Mobile, social and cloud technologies have forced IT departments to adapt policies and procedures. Successful IT teams need to navigate through new technologies without threatening security or limiting the productivity of the workforce. After all, a secure enterprise is a productive one. It's critical that technology does not dictate policy, but rather that organizations implement and enforce policies that are flexible enough for today's rapidly changing technology environment. The need for IT to overhaul security procedures each time a new technology is introduced to the market can be costly, and can easily result in a "No" from C-levels as IT professionals request funding for the tools to ensure security. Solutions that need to be implemented are ones built to be scalable and help IT avoid investing in new policies and platforms each time a new technology disrupts business.

When it comes to security, IT has a difficult task. Other departments justify costs with hard numbers for how their investments will increase ROI and impact the organization's bottom line. IT is stuck with the need for investments without being able to show the obvious monetary return. Increased investment in security can fall to the bottom of a CEO's to-do list when his most important role is ensuring that the company stays profitable and he or she feels they already have a solid system in place.

Today's workforce feels that they are entitled to work wherever and whenever they want, and on whatever devices and applications they prefer, creating a major security threat. Though investing in security measures may not turn a profit, it will ensure the sustainability of a company by eliminating compliance concerns and reducing risks of data breaches as well as help maintain workforce productivity in the event of a breach or unforeseen intrusion. The threat of what an organization could lose is worth the investment to keep enterprises secure in a constantly evolving IT era.

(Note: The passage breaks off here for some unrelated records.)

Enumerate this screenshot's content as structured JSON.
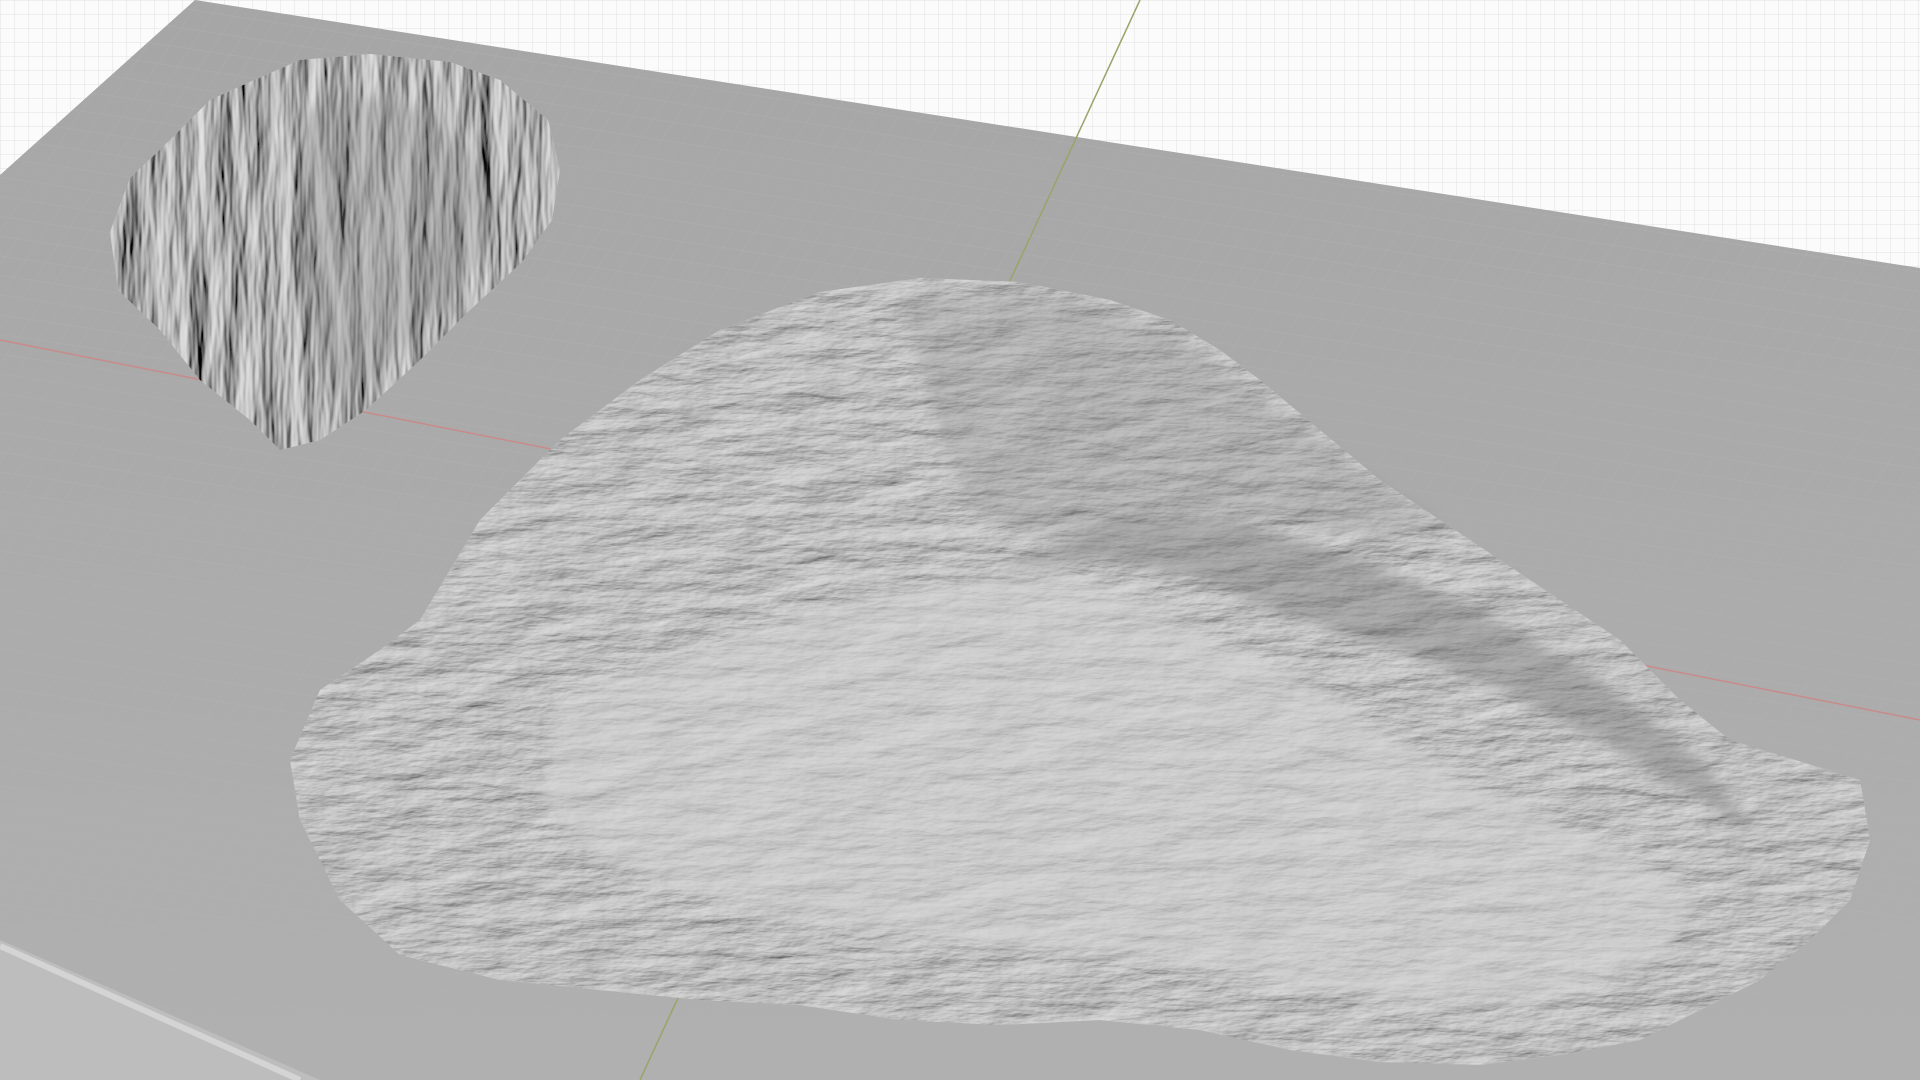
{
  "viewport": {
    "kind": "3d-viewport",
    "background_color": "#fbfbfb",
    "grid_color": "#d9d9d9",
    "plane_color": "#a9a9a9",
    "plane_edge_color": "#c2c2c2",
    "terrain_color": "#c4c4c4",
    "terrain_shadow_color": "#8d8d8d",
    "x_axis_color": "#c98a8a",
    "y_axis_color": "#9aa36a"
  },
  "scene": {
    "object": "terrain-relief-mesh",
    "islands": [
      "small-island",
      "large-island"
    ]
  }
}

Justin Strong is the Senior Global Product Marketing Manager at Novell.

1 comments
JEHowell
JEHowell

I just read Justin Strong's guest blog on the above subject and, although I don't disagree with his points, I don't think that he's stayed on-subject. Surely the key message is that information security is not IT's problem alone to resolve and it's certainly not entirely their budget that's up for grabs. It's a business problem. The business is at risk if it doesn't take seriously the need for good processes, procedures and tools to protect itself. It's the business that needs to find the budget and offset that against the risk that has been determined if a breach should occur. IT can knock on the doors of the C-levels as much as they like but are unlikely to get much of a reaction with the usual fear, uncertainty and doubt tactics. How can IT determine the cost of a breach to the business? They simply implement new systems and services to assist the business requirements. Information Security has to start at the top and run through every level of the organisation. IT might be asked to implement a new service or solution but it's the business that has created the need for it, so it should be the same management involved in considering the business risk of introducing the new service and the cost to mitigate. With a proper Information Security structure in place within the business, there is an inherent understanding of best practice and what needs to be reviewed when new systems and services are introduced. Now IT can take its proper role within the process which is to ensure that the new service works properly in the knowledge that any business risk has been assessed and that the necessary protection has been budgeted for and implemented. My advice? Get a quality consultancy in to run through a Gap Analysis with ISO27000 as the benchmark. This will identify where the business is in terms of its security and the C-levels can decide where they think the business should be. The Gap can then be addressed by setting up a proper information security team within the organisation with the C-levels involved. Once you've achieved that then there is no need for IT to "sell" the need for security and the associated budget. Okay, it's not a perfect world and it's not easy to get consensus but security has to come from the top. The budget will follow.